Starcraft and many other titles also have a distinction between ground units and air units (and sometimes naval units). Many of the longest-range, most deadly units can’t attack either air or ground. For example, the Zerg Brood Lord from Starcraft 2 has extremely long range and a very powerful attack, but is an air unit that can only hit ground. No matter how many of them you get, they can always be destroyed by enemy aircrafts.

None of these mechanics defeat range through mobility or culverin-esque counter systems. They’re frequently combined with those systems, and sometimes with each other, but they each add their own distinct angle to combat. But it’s not a simple task to make ranged units both fun to play with and against.

Now, there’s one more dynamic that I’d like to discuss, which has a huge role in how range plays out in a match.

Where Sight Range and Attack Range Meet

Let’s talk about sight range. Attack range is effectively an ability of units to attack enemies. Sight range is often used in tandem as another kind of gate on whether units can attack. Generally speaking, a unit cannot attack a unit it cannot see. This might be tied in to stealth mechanics, where a unit may be in attack range, but not visible. But there are other common ways for sight to play a role in whether a unit can attack another.

The real sneaking was me sneaking in a reference to stealth in this article too. Image from here.

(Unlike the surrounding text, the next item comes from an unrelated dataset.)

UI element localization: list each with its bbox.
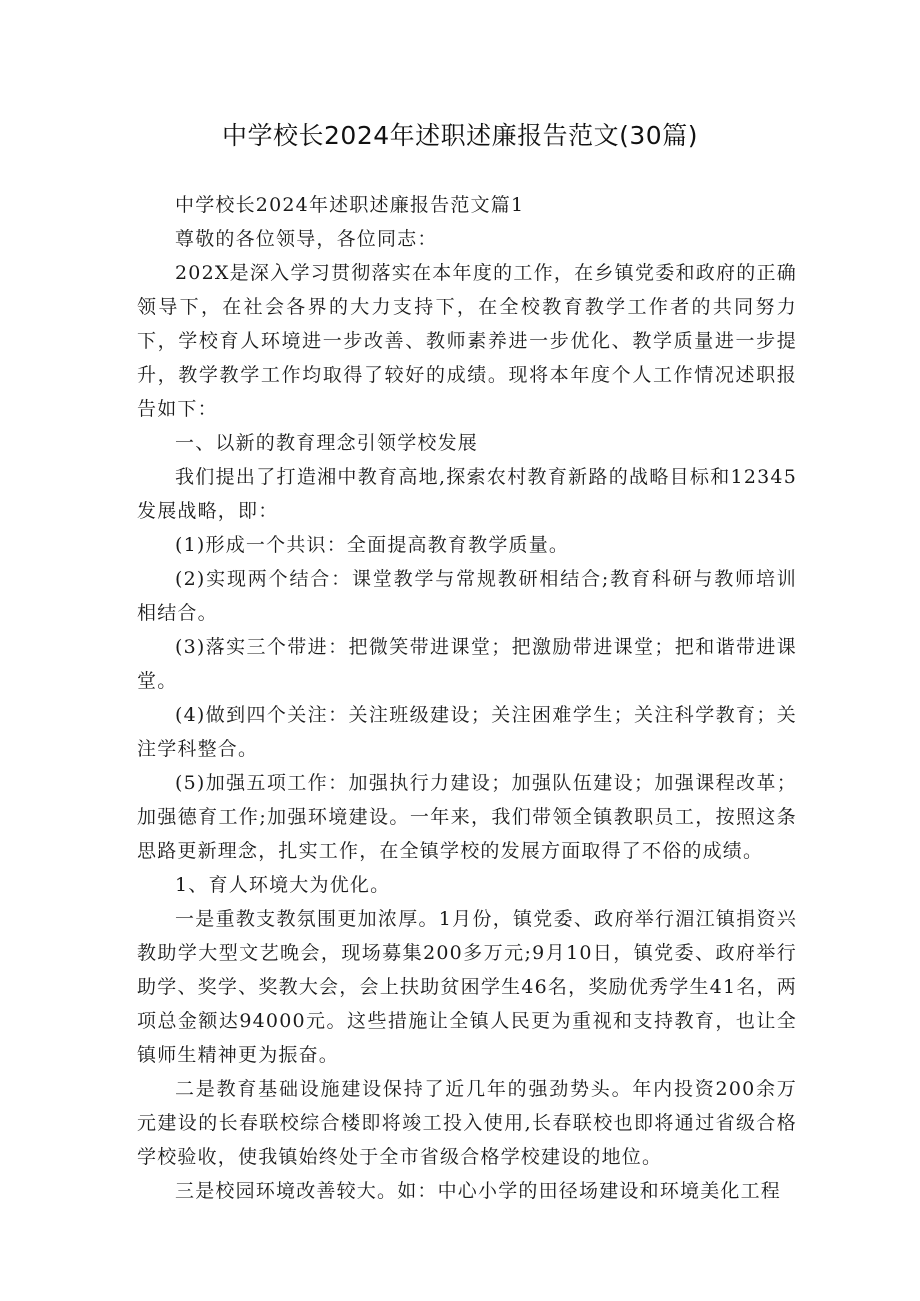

Terrain is a common enough way to dictate what a unit can see. In some games, a wall may block a unit’s line of sight to a target. Frequently, an advantage of flying units is ignoring terrain.  And some RTSs use “high ground” as a concept. Units on the high ground have normal vision of their surroundings. But units that are on the low ground often cannot see the units on the high ground. Typically, to counteract this, you either move your units to the high elevation or use some kind of “spotter”. While the units themselves may not be able to see enemies, if the player can see the high ground, their units on the low ground can attack the enemy. Perhaps the player has a unit who snuck up to the high ground or a flying unit that can always see regardless of terrain. In these cases, you have a unit “spotting” for your low ground units. Starcraft 2 Terrans can also use a “scan” on an area, revealing it for a time, which will have the same effect.

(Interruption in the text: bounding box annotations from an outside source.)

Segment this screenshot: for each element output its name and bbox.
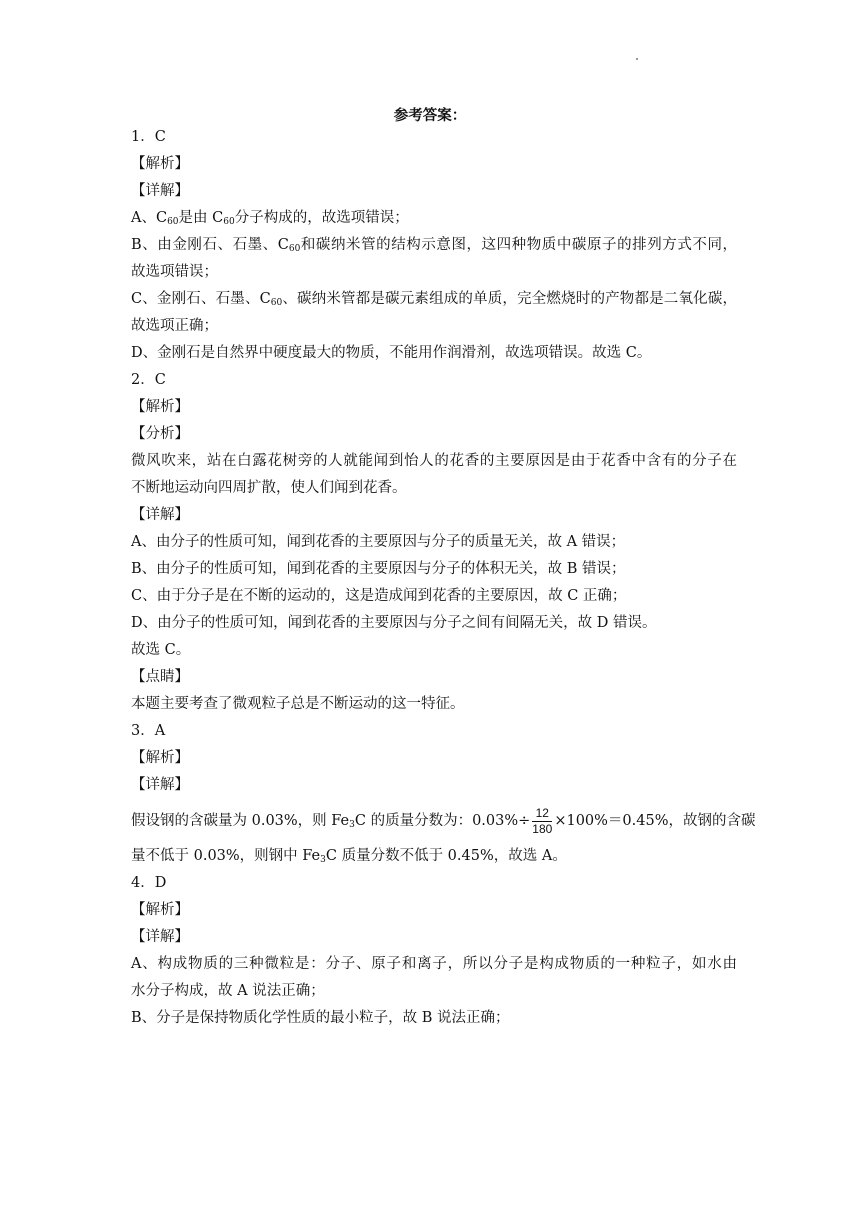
q2-option-d: D、由分子的性质可知，闻到花香的主要原因与分子之间有间隔无关，故 D 错误。 xyxy=(131,615,657,631)
answer-content xyxy=(131,124,756,1032)
q3-number: 3．A xyxy=(131,723,166,739)
q4-option-a-cont: 水分子构成，故 A 说法正确； xyxy=(131,983,325,999)
q1-option-c: C、金刚石、石墨、$C_{60}$、碳纳米管都是碳元素组成的单质，完全燃烧时的产物都是二氧化碳， xyxy=(131,291,737,308)
q2-fenxi-text-1: 微风吹来，站在白露花树旁的人就能闻到怡人的花香的主要原因是由于花香中含有的分子在 xyxy=(131,453,737,469)
q4-option-a: A、构成物质的三种微粒是：分子、原子和离子，所以分子是构成物质的一种粒子，如水由 xyxy=(131,956,737,972)
q3-calc-line: 假设钢的含碳量为 0.03%，则 $Fe_3C$ 的质量分数为：0.03%÷ $\frac{12}{180}$ ×100%＝0.45%，故钢的含碳 xyxy=(131,805,756,836)
q1-option-b-cont: 故选项错误； xyxy=(131,264,218,280)
q1-option-d: D、金刚石是自然界中硬度最大的物质，不能用作润滑剂，故选项错误。故选 C。 xyxy=(131,345,652,361)
q2-xiangjie-label: 【详解】 xyxy=(131,507,189,523)
q4-jiexi-label: 【解析】 xyxy=(131,902,189,918)
q2-dianjing-label: 【点睛】 xyxy=(131,669,189,685)
fraction-numerator: 12 xyxy=(532,806,552,822)
q2-choose: 故选 C。 xyxy=(131,642,191,658)
q1-option-a: A、$C_{60}$是由 $C_{60}$分子构成的，故选项错误； xyxy=(131,210,409,227)
q2-option-a: A、由分子的性质可知，闻到花香的主要原因与分子的质量无关，故 A 错误； xyxy=(131,534,626,550)
q2-option-b: B、由分子的性质可知，闻到花香的主要原因与分子的体积无关，故 B 错误； xyxy=(131,561,626,577)
q1-number: 1．C xyxy=(131,129,166,145)
fraction-12-180 xyxy=(532,806,552,837)
q1-jiexi-label: 【解析】 xyxy=(131,156,189,172)
q1-xiangjie-label: 【详解】 xyxy=(131,183,189,199)
q3-calc-line-cont: 量不低于 0.03%，则钢中 $Fe_3C$ 质量分数不低于 0.45%，故选 A。 xyxy=(131,848,567,865)
q3-xiangjie-label: 【详解】 xyxy=(131,777,189,793)
fraction-denominator: 180 xyxy=(532,821,553,836)
q1-option-b: B、由金刚石、石墨、$C_{60}$和碳纳米管的结构示意图，这四种物质中碳原子的排列方式不同， xyxy=(131,237,738,254)
q2-number: 2．C xyxy=(131,372,166,388)
q2-fenxi-label: 【分析】 xyxy=(131,426,189,442)
q3-jiexi-label: 【解析】 xyxy=(131,750,189,766)
q2-jiexi-label: 【解析】 xyxy=(131,399,189,415)
q2-fenxi-text-2: 不断地运动向四周扩散，使人们闻到花香。 xyxy=(131,480,407,496)
page-dot-mark xyxy=(636,58,638,60)
q1-option-c-cont: 故选项正确； xyxy=(131,318,218,334)
q4-option-b: B、分子是保持物质化学性质的最小粒子，故 B 说法正确； xyxy=(131,1010,510,1026)
q2-dianjing-text: 本题主要考查了微观粒子总是不断运动的这一特征。 xyxy=(131,696,465,712)
q4-number: 4．D xyxy=(131,875,167,891)
page-title: 参考答案： xyxy=(393,108,467,124)
q4-xiangjie-label: 【详解】 xyxy=(131,929,189,945)
q2-option-c: C、由于分子是在不断的运动的，这是造成闻到花香的主要原因，故 C 正确； xyxy=(131,588,627,604)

Another common mechanic is a unit who has more attack range than sight range. Like with the unit on the low ground, they would attack any enemy in their attack range, except that they need help to see things that are far away. The Siege Tank in Starcraft and Tau Fire Warriors in DoW are classic examples. You’ll need some other unit hanging around, providing sight of the surroundings for your units to be maximally effective.

These sight mechanics change the way some ranged units interact with the game in a larger way. High ground might make ranged units incredibly powerful on defense, as their foes can’t even attack them back unless they gain vision of the high ground. Or it can be a way to help provide more weaknesses. The Siege Tank is very effective against practically anything it can attack, but its limited sight means that another way to disable it is to remove the spotter.

Conclusion

Range helps define an RTS. Range is crucial to its flavor, as well as outlining its counter system. It can also completely break an RTS if handled improperly, as we saw with the Mirkwood Archers. And yet the Trebuchet in AoE2 feels amazing.

The intricacies and mechanics surrounding range are just as crucial. The ways kiting is supported or actively pushed against can determine what fights feel like or what kind of micro exists. And mechanics like high ground can determine part of how your maps are designed or how players try and control the map.

This is all to say, pay a lot of attention to range. It’s a major way the devs of any given RTS title are expressing the kind of game they wanted to make. And I have no doubt we’ll see more and more innovations in the space of range as new RTS titles attempt to grapple with the paradigms of attack ranges.